A dazzle of bird notes stitched through the green. Evelyn’s eyes stung and wonder misted the wood. Something tensed in her lap. She looked down in time to see her hands attack one another, and off came her long gloves. Her naked hands fled to the sides of her neck, not to hide something but to share something. She bent her head and the hands laughed at one another under the iron order of her hair. They found four hooks and scampered down them. Her high collar eased and the enchanted air rushed in with a soundless shout. Evelyn breathed as if she had been running. She put out her hand hesitantly, futilely, patted the grass beside her as if somehow the act might release the inexpressible confusion of delight within her. It would not, and she turned and flung herself face down in a bed of early mint and wept because the spring was too beautiful to be borne.

He was in the wood, numbly prying the bark from a dead oak, when it happened. His hands were still and his head came up hunting, harking. He was as aware of the pressures of spring as an animal, and slightly more than an animal could be. But abruptly the spring was more than heavy, hopeful air and the shifting of earth with life. A hard hand on his shoulder could have been no more tangible than this call.

He rose carefully, as if something around him might break if he were clumsy. His strange eyes glowed. He began to move—he who had never called nor been called, nor responded before. He moved towards the thing he sensed and it was a matter of will, not of external compulsion. Without analysis, he was aware of the bursting within him of an encysted need. It had been a part of him all his life but there was no hope in him that he might express it. And bursting so, it flung a thread across his internal gulf, linking his alive and independent core to the half-dead animal around it. It was a sending straight to what was human in him, received by an instrument which, up to now, had accepted only the incomprehensible radiations of the new-born, and so had been ignored. But now it spoke, as it were, in his own tongue.

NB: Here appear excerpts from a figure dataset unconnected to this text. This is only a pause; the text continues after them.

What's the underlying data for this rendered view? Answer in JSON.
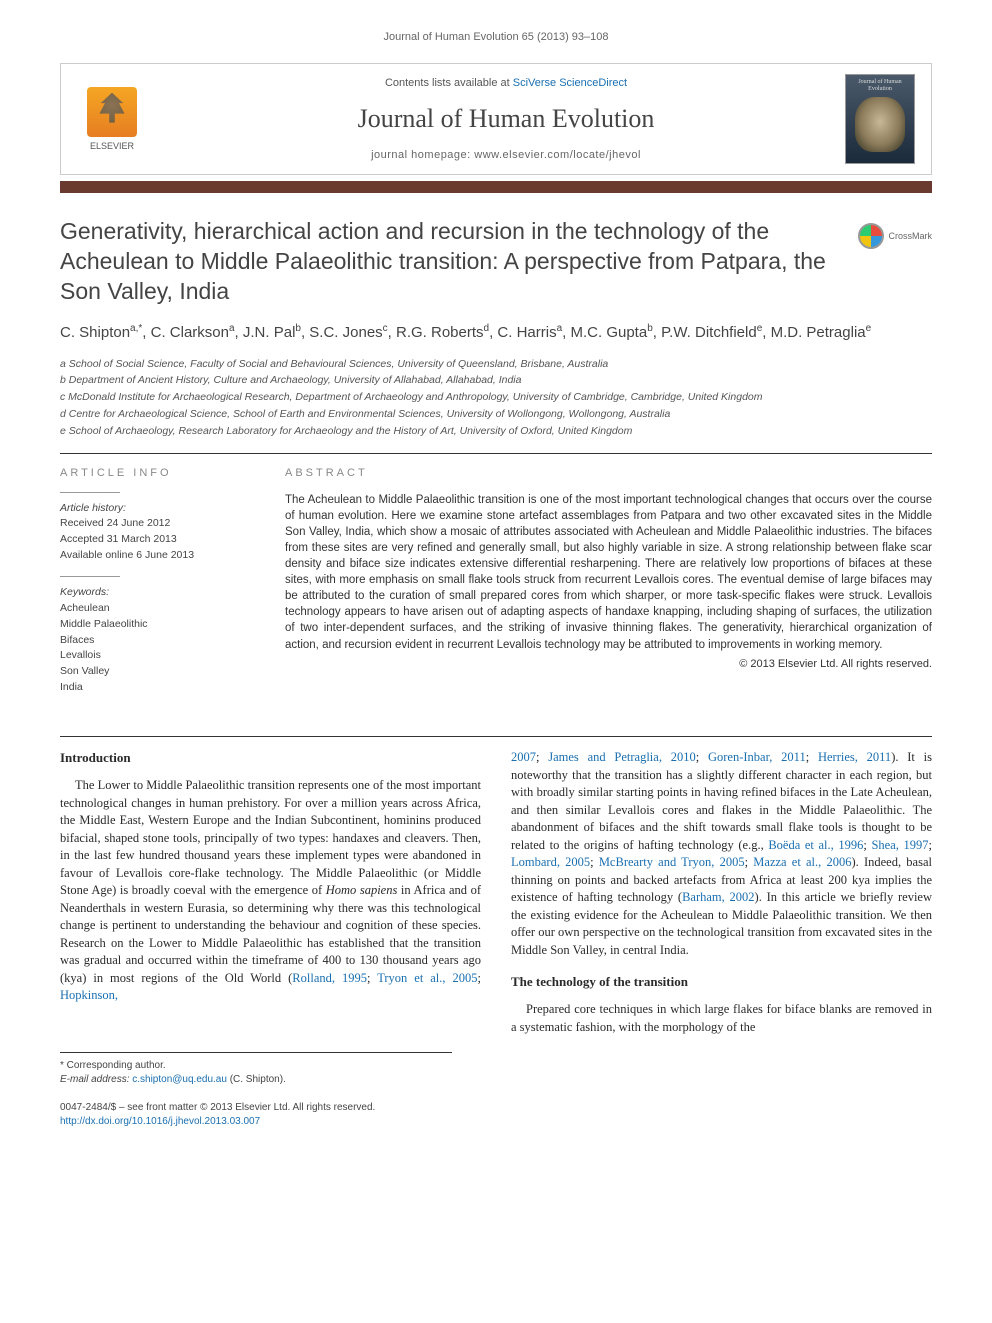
{
  "running_head": "Journal of Human Evolution 65 (2013) 93–108",
  "banner": {
    "publisher": "ELSEVIER",
    "contents_prefix": "Contents lists available at ",
    "contents_link": "SciVerse ScienceDirect",
    "journal_name": "Journal of Human Evolution",
    "homepage_label": "journal homepage: ",
    "homepage_url": "www.elsevier.com/locate/jhevol",
    "cover_title": "Journal of Human Evolution"
  },
  "crossmark_label": "CrossMark",
  "title": "Generativity, hierarchical action and recursion in the technology of the Acheulean to Middle Palaeolithic transition: A perspective from Patpara, the Son Valley, India",
  "authors_html": "C. Shipton<sup>a,*</sup>, C. Clarkson<sup>a</sup>, J.N. Pal<sup>b</sup>, S.C. Jones<sup>c</sup>, R.G. Roberts<sup>d</sup>, C. Harris<sup>a</sup>, M.C. Gupta<sup>b</sup>, P.W. Ditchfield<sup>e</sup>, M.D. Petraglia<sup>e</sup>",
  "affiliations": [
    "a School of Social Science, Faculty of Social and Behavioural Sciences, University of Queensland, Brisbane, Australia",
    "b Department of Ancient History, Culture and Archaeology, University of Allahabad, Allahabad, India",
    "c McDonald Institute for Archaeological Research, Department of Archaeology and Anthropology, University of Cambridge, Cambridge, United Kingdom",
    "d Centre for Archaeological Science, School of Earth and Environmental Sciences, University of Wollongong, Wollongong, Australia",
    "e School of Archaeology, Research Laboratory for Archaeology and the History of Art, University of Oxford, United Kingdom"
  ],
  "article_info": {
    "heading": "ARTICLE INFO",
    "history_head": "Article history:",
    "history": [
      "Received 24 June 2012",
      "Accepted 31 March 2013",
      "Available online 6 June 2013"
    ],
    "keywords_head": "Keywords:",
    "keywords": [
      "Acheulean",
      "Middle Palaeolithic",
      "Bifaces",
      "Levallois",
      "Son Valley",
      "India"
    ]
  },
  "abstract": {
    "heading": "ABSTRACT",
    "text": "The Acheulean to Middle Palaeolithic transition is one of the most important technological changes that occurs over the course of human evolution. Here we examine stone artefact assemblages from Patpara and two other excavated sites in the Middle Son Valley, India, which show a mosaic of attributes associated with Acheulean and Middle Palaeolithic industries. The bifaces from these sites are very refined and generally small, but also highly variable in size. A strong relationship between flake scar density and biface size indicates extensive differential resharpening. There are relatively low proportions of bifaces at these sites, with more emphasis on small flake tools struck from recurrent Levallois cores. The eventual demise of large bifaces may be attributed to the curation of small prepared cores from which sharper, or more task-specific flakes were struck. Levallois technology appears to have arisen out of adapting aspects of handaxe knapping, including shaping of surfaces, the utilization of two inter-dependent surfaces, and the striking of invasive thinning flakes. The generativity, hierarchical organization of action, and recursion evident in recurrent Levallois technology may be attributed to improvements in working memory.",
    "copyright": "© 2013 Elsevier Ltd. All rights reserved."
  },
  "sections": {
    "intro_head": "Introduction",
    "intro_p1_html": "The Lower to Middle Palaeolithic transition represents one of the most important technological changes in human prehistory. For over a million years across Africa, the Middle East, Western Europe and the Indian Subcontinent, hominins produced bifacial, shaped stone tools, principally of two types: handaxes and cleavers. Then, in the last few hundred thousand years these implement types were abandoned in favour of Levallois core-flake technology. The Middle Palaeolithic (or Middle Stone Age) is broadly coeval with the emergence of <em>Homo sapiens</em> in Africa and of Neanderthals in western Eurasia, so determining why there was this technological change is pertinent to understanding the behaviour and cognition of these species. Research on the Lower to Middle Palaeolithic has established that the transition was gradual and occurred within the timeframe of 400 to 130 thousand years ago (kya) in most regions of the Old World (<a href=\"#\">Rolland, 1995</a>; <a href=\"#\">Tryon et al., 2005</a>; <a href=\"#\">Hopkinson,</a>",
    "intro_p2_html": "<a href=\"#\">2007</a>; <a href=\"#\">James and Petraglia, 2010</a>; <a href=\"#\">Goren-Inbar, 2011</a>; <a href=\"#\">Herries, 2011</a>). It is noteworthy that the transition has a slightly different character in each region, but with broadly similar starting points in having refined bifaces in the Late Acheulean, and then similar Levallois cores and flakes in the Middle Palaeolithic. The abandonment of bifaces and the shift towards small flake tools is thought to be related to the origins of hafting technology (e.g., <a href=\"#\">Boëda et al., 1996</a>; <a href=\"#\">Shea, 1997</a>; <a href=\"#\">Lombard, 2005</a>; <a href=\"#\">McBrearty and Tryon, 2005</a>; <a href=\"#\">Mazza et al., 2006</a>). Indeed, basal thinning on points and backed artefacts from Africa at least 200 kya implies the existence of hafting technology (<a href=\"#\">Barham, 2002</a>). In this article we briefly review the existing evidence for the Acheulean to Middle Palaeolithic transition. We then offer our own perspective on the technological transition from excavated sites in the Middle Son Valley, in central India.",
    "tech_head": "The technology of the transition",
    "tech_p1": "Prepared core techniques in which large flakes for biface blanks are removed in a systematic fashion, with the morphology of the"
  },
  "footnotes": {
    "corr": "* Corresponding author.",
    "email_label": "E-mail address: ",
    "email": "c.shipton@uq.edu.au",
    "email_suffix": " (C. Shipton)."
  },
  "bottom": {
    "issn_line": "0047-2484/$ – see front matter © 2013 Elsevier Ltd. All rights reserved.",
    "doi": "http://dx.doi.org/10.1016/j.jhevol.2013.03.007"
  },
  "colors": {
    "bar": "#6b3a2e",
    "link": "#1a6fb0",
    "text": "#333333",
    "muted": "#666666"
  }
}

He was careful and swift, careful and silent. He turned his wide shoulders to one side and the other as he moved, slipping through the alders, passing the pines closely as if it were intolerable to leave the direct line between himself and his call. The sun was high; the woods were homogeneously the woods, front, right, left; yet he followed his course without swerving, not from knowledge, not by any compass, but purely in conscious response.

He arrived suddenly, for the clearing was, in the forest, a sudden thing. For fifty feet outward the earth around the close-set pickets had been leached and all trees felled years ago, so that none might overhang the fence. The idiot slipped out of the wood and trotted across the bare ground to the serried iron. He put out his arms as he ran, slid his hands between the pickets, and when they caught on his starved bony forearms his legs kept moving, his feet sliding, as if his need empowered him to walk through the fence and the impenetrable holly beyond it.

The fact that the barrier would not yield came to him slowly. It was as if his feet understood it first and stopped trying and then his hands, which withdrew. His eyes, however, would not give up at all. From his dead face they yearned through the iron, through the holly, ready to burst with answering. His mouth opened and a scratching sound emerged. He had never tried to speak before and could not now; the gesture was an end, not a means, like the starting of tears at a crescendo of music.

He began to move along the fence walking sidewise, finding it unbearable to turn away from the call.

It rained for a day and a night and for half the next day, and when the sun came out it rained again, upward; it rained light from the heavy jewels which lay on the rich new green. Some jewels shrank and some fell—and then the earth in a voice of softness, and leaves in a voice of texture, and flowers speaking in colour, were grateful.